See Daytona runtime for the full substrate model: snapshots, volumes, session continuity, and the broker bridge.
Layer 4 — Offline quality
DSPy evaluation, GEPA optimization, and offline scoring run in their own lane.
Primary files: src/fleet_rlm/runtime/quality/* — dspy_evaluation.py, gepa_optimization.py, mlflow_evaluation.py, mlflow_optimization.py, workspace_metrics.py, scorers.py, module_registry.py.
Responsibilities:
- DSPy evaluation against registered modules.
- GEPA optimization runs.
- Offline scoring, datasets, and module registry management.

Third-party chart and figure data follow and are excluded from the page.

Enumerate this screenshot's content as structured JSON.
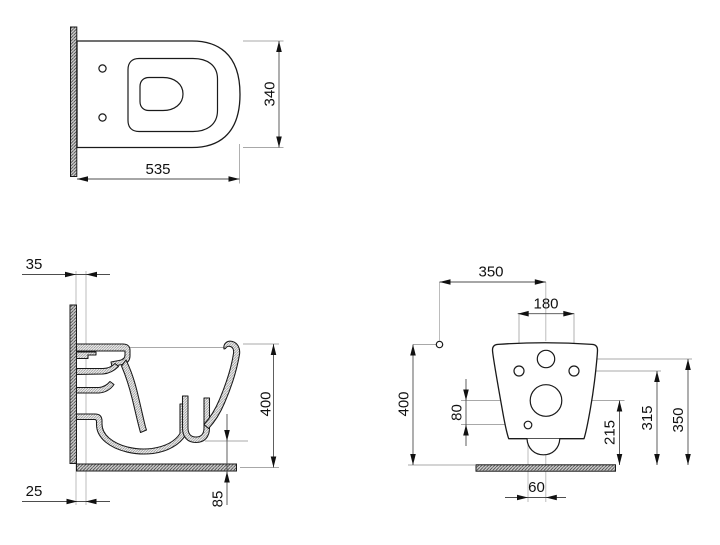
{
  "drawing": {
    "title": "wall-hung WC technical drawing, three views",
    "colors": {
      "line": "#1a1a1a",
      "dimension": "#4d4d4d",
      "extension": "#a8a8a8",
      "background": "#ffffff"
    },
    "views": {
      "top": {
        "width": "535",
        "depth": "340"
      },
      "side": {
        "wall_offset": "35",
        "floor_offset": "25",
        "height": "400",
        "outlet_clearance": "85"
      },
      "rear": {
        "fixing_offset": "350",
        "bolt_spacing": "180",
        "height": "400",
        "drain_to_hole": "80",
        "drain_height": "215",
        "bolt_height": "315",
        "inlet_height": "350",
        "hole_offset": "60"
      }
    }
  }
}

Optimized artifacts are persisted for manual review; they are not auto-loaded into the live runtime. See DSPy integration for the optimization workflow.
Module map
Stateful restore
Session manifests on durable Daytona storage are the authoritative restart-restore source. The manifest state payload restores:
dspy.History conversation turns.
AgentRuntime core memory — default core memory plus persisted keys.
- Session-local loaded document paths.
- Daytona interpreter state — sandbox ID, workspace path, repo URL/ref, context paths, volume name, volume subpath.

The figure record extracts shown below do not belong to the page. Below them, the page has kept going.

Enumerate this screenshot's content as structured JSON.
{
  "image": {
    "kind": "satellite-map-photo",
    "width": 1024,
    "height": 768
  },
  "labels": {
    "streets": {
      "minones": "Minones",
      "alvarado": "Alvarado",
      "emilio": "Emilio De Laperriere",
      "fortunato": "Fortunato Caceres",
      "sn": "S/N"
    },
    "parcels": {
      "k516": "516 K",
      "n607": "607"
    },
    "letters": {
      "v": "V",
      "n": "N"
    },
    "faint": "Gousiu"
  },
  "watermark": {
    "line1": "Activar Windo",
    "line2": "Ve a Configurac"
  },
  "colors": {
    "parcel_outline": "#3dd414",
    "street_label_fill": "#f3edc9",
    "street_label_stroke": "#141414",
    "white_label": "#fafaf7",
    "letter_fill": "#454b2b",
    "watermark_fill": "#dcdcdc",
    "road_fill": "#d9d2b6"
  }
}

Importing a session replaces session-local memory and document state instead of merging into the active runtime. Empty or missing state resets history, core memory, loaded documents, and sandbox buffers so switching sessions cannot leak stale agent context.

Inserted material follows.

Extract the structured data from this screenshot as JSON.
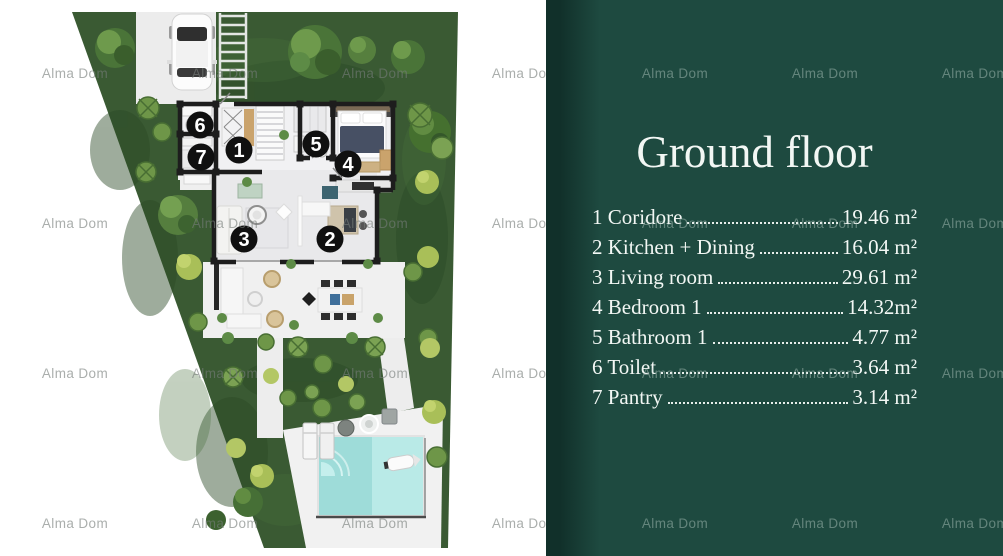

Manifests live under meta/workspaces/<workspace_id>/users/<user_id>/react-session-<session_id>.json on the mounted Daytona volume.
Reading order
When you need to understand the live backend, read in this order:
src/fleet_rlm/api/main.py
src/fleet_rlm/api/routers/ws/endpoint.py
src/fleet_rlm/api/routers/ws/stream.py
src/fleet_rlm/runtime/factory.py
src/fleet_rlm/runtime/agent/agent.py
src/fleet_rlm/runtime/tools/rlm_delegate.py
src/fleet_rlm/integrations/daytona/interpreter.py
src/fleet_rlm/integrations/daytona/runtime.py
Source of truth
When the docs disagree with the code, trust the code and the generated contracts:
- Backend routes and WebSocket behavior:
src/fleet_rlm/api/.
- Runtime cognition and Daytona execution:
src/fleet_rlm/runtime/ and src/fleet_rlm/integrations/daytona/.
- Canonical HTTP schema:
openapi.yaml.
Historical transition notes may mention orchestration_app/ or api/orchestration/. Those labels are not part of the current tree.